Insiders in the senate told DAILY POST that there are senators who see Yari as a viable alternative in the face of opposition against Akpabio, who is now facing the hurdles that Southern senate presidents faced.
From 1999 to 2007, five southerners occupied the seat- Evans Enwerem, Chuba Okadigbo, Anyim Pius Anyim, Adolphus Wabara and Ken Nnamani. Three of the occupiers of the seat were forced out for different reasons. However, the Northerners that occupied the seat have had a relatively stable stay in the office.
Senator David Mark served as Senate President for eight uninterrupted years. Bukola Saraki served for four years despite the opposition from the executive.
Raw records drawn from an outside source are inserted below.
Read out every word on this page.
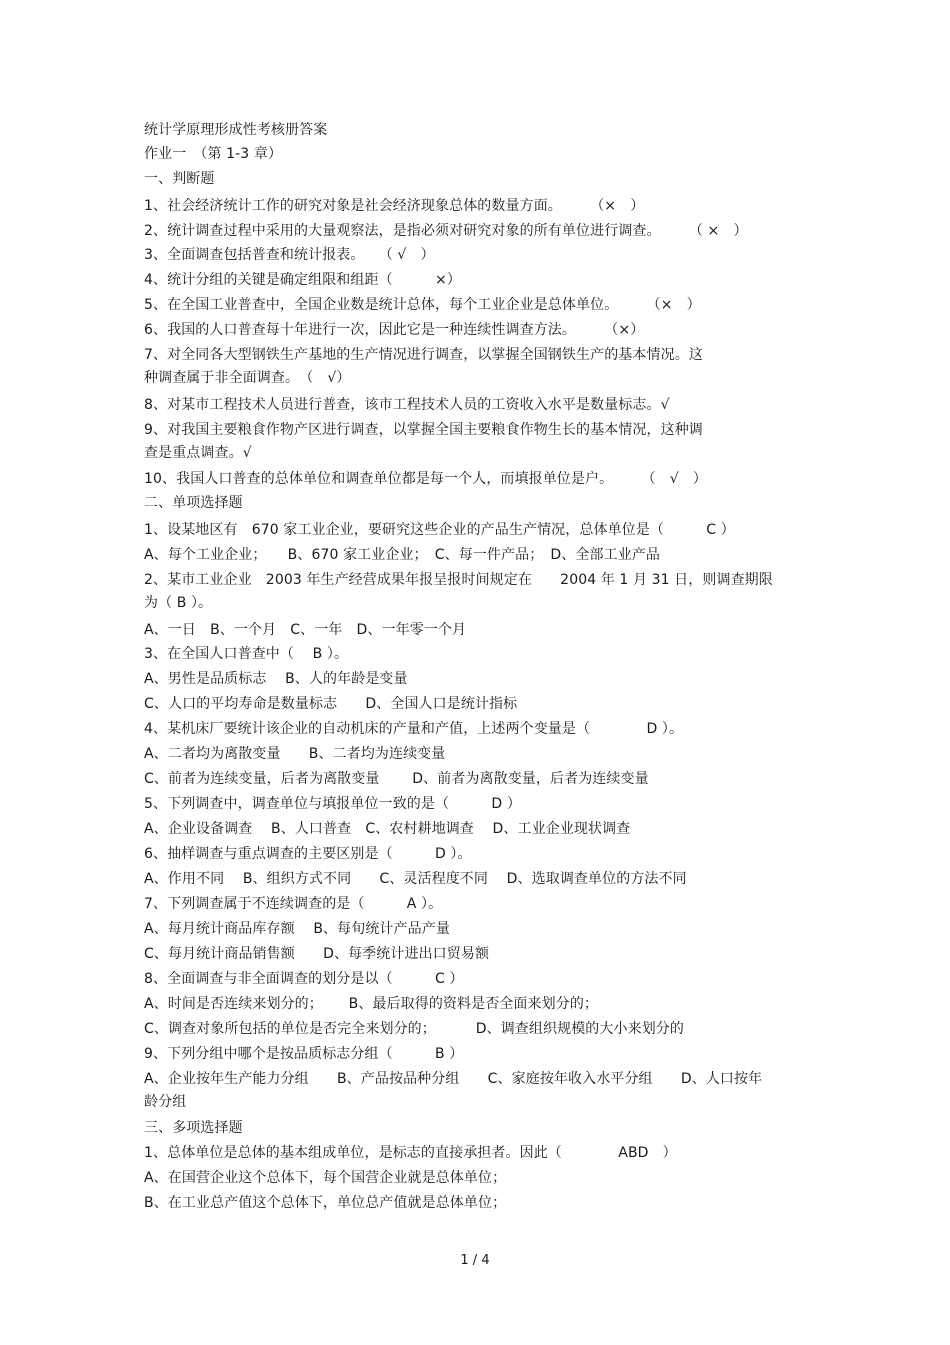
统计学原理形成性考核册答案
作业一　（第 1-3 章）
一、判断题
1、社会经济统计工作的研究对象是社会经济现象总体的数量方面。　　　（×　）
2、统计调查过程中采用的大量观察法，是指必须对研究对象的所有单位进行调查。　　　（ ×　）
3、全面调查包括普查和统计报表。　　（ √　）
4、统计分组的关键是确定组限和组距（　　　×）
5、在全国工业普查中，全国企业数是统计总体，每个工业企业是总体单位。　　　（×　）
6、我国的人口普查每十年进行一次，因此它是一种连续性调查方法。　　　（×）
7、对全同各大型钢铁生产基地的生产情况进行调查，以掌握全国钢铁生产的基本情况。这
种调查属于非全面调查。　（　√）
8、对某市工程技术人员进行普查，该市工程技术人员的工资收入水平是数量标志。√
9、对我国主要粮食作物产区进行调查，以掌握全国主要粮食作物生长的基本情况，这种调
查是重点调查。√
10、我国人口普查的总体单位和调查单位都是每一个人，而填报单位是户。　　　（　√　）
二、单项选择题
1、设某地区有　670 家工业企业，要研究这些企业的产品生产情况，总体单位是（　　　C ）
A、每个工业企业；　　B、670 家工业企业；　C、每一件产品；　D、全部工业产品
2、某市工业企业　2003 年生产经营成果年报呈报时间规定在　　2004 年 1 月 31 日，则调查期限
为（ B ）。
A、一日　B、一个月　C、一年　D、一年零一个月
3、在全国人口普查中（　 B ）。
A、男性是品质标志　 B、人的年龄是变量
C、人口的平均寿命是数量标志　　D、全国人口是统计指标
4、某机床厂要统计该企业的自动机床的产量和产值，上述两个变量是（　　　　D ）。
A、二者均为离散变量　　B、二者均为连续变量
C、前者为连续变量，后者为离散变量　　 D、前者为离散变量，后者为连续变量
5、下列调查中，调查单位与填报单位一致的是（　　　D ）
A、企业设备调查　 B、人口普查　C、农村耕地调查　 D、工业企业现状调查
6、抽样调查与重点调查的主要区别是（　　　D ）。
A、作用不同　 B、组织方式不同　　C、灵活程度不同　 D、选取调查单位的方法不同
7、下列调查属于不连续调查的是（　　　A ）。
A、每月统计商品库存额　 B、每旬统计产品产量
C、每月统计商品销售额　　D、每季统计进出口贸易额
8、全面调查与非全面调查的划分是以（　　　C ）
A、时间是否连续来划分的；　　 B、最后取得的资料是否全面来划分的；
C、调查对象所包括的单位是否完全来划分的；　　　 D、调查组织规模的大小来划分的
9、下列分组中哪个是按品质标志分组（　　　B ）
A、企业按年生产能力分组　　B、产品按品种分组　　C、家庭按年收入水平分组　　D、人口按年
龄分组
三、多项选择题
1、总体单位是总体的基本组成单位，是标志的直接承担者。因此（　　　　ABD　）
A、在国营企业这个总体下，每个国营企业就是总体单位；
B、在工业总产值这个总体下，单位总产值就是总体单位；
1 / 4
He completed the tenure and Ahmad Lawan also had a hitch-free tenure.
Many believe that the difficulty for southerners has to do with the distribution of the Senate. The South has 51 Senators, while the North has 58 Senators. In addition, the majority of the Senators from the South are in opposition parties.
“Akpabio just needs to be circumspect in managing the Senators, many of whom are also former Governors themselves,” a senior legislative aide told DAILY POST but wished his name not to be mentioned.
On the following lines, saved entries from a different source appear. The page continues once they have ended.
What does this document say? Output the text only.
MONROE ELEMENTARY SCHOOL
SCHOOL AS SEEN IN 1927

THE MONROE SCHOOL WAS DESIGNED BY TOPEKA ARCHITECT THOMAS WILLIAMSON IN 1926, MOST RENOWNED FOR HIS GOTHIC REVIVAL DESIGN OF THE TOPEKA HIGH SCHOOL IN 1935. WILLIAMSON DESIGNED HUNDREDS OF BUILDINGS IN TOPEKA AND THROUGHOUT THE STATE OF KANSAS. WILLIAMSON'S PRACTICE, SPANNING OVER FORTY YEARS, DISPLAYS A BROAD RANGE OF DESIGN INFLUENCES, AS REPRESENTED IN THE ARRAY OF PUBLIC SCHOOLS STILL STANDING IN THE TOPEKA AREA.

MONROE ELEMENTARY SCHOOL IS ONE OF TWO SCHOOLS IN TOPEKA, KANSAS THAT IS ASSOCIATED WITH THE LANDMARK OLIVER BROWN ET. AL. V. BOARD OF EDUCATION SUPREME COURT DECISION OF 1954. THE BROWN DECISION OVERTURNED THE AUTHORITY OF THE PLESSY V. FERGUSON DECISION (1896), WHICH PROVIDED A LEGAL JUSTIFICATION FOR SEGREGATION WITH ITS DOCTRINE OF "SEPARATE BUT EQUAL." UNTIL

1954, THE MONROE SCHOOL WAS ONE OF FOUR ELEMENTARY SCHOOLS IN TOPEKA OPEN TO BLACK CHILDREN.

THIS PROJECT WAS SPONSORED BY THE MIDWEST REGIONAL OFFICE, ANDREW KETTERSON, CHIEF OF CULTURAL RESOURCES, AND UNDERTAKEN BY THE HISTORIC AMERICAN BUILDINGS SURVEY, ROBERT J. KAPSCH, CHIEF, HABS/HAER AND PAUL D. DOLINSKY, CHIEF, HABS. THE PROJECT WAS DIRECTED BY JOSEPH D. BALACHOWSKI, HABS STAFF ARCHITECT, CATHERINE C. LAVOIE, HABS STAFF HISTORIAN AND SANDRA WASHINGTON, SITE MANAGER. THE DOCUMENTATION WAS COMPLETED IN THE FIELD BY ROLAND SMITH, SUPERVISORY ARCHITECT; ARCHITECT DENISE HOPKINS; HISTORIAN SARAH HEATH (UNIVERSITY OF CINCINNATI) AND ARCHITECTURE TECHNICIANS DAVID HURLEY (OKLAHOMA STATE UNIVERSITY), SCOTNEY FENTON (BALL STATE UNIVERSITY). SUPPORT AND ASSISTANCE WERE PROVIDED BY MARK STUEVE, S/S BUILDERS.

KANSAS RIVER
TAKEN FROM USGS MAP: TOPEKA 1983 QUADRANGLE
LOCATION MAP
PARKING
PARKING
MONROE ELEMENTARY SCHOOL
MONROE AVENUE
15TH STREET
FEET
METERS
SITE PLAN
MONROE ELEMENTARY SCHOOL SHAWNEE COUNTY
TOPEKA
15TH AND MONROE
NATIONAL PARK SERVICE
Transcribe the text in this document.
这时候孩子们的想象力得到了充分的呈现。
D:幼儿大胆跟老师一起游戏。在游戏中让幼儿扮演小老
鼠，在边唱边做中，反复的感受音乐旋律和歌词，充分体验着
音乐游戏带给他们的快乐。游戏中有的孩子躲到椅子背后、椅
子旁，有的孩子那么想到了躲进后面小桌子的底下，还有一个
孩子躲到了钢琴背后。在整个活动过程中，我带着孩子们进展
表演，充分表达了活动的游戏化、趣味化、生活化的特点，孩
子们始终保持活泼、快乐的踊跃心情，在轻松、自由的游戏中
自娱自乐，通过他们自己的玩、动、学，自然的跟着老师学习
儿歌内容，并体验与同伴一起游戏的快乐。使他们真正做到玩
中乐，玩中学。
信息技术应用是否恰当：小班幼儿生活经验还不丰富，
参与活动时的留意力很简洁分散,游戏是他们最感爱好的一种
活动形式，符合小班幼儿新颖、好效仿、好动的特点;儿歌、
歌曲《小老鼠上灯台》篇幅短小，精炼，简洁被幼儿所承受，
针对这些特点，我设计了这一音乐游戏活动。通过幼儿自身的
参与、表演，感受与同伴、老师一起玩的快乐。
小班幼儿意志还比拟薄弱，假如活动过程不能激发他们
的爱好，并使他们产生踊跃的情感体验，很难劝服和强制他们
DAILY POST learnt that the distribution of appointments by President Tinubu has not really helped Akpabio as many of the Senators from the North have complained about the “yorubanisation” of the government and Akpabio has helped to confirm all the appointments to the chagrin of Northern Senators.
Meanwhile, many of the Senators do not want to offend President Tinubu by moving against the Senate President because they want better funding of the National Assembly, particularly with the 2024 budget expected to be presented anytime soon.
It would be recalled that President Tinubu had allocated N70 billion to the lawmakers at the commencement of this Assembly, and for the first time, all members of the National Assembly will get SUVs, instead of the usual Toyota Camry they used to get.
“No one is ready to offend the president. Did you see a recent report where members of the Labour Party shunned Abure (Labour Party National Chairman, Julius Abure) by insisting that they won’t reject the SUVs,” the aide said.
For now, Akpabio has the President on his side, with the President’s men, Deputy Senate President Barau Jibrin, Opeyemi Bamidele and Solomon Olamilekan also on ground to protect him.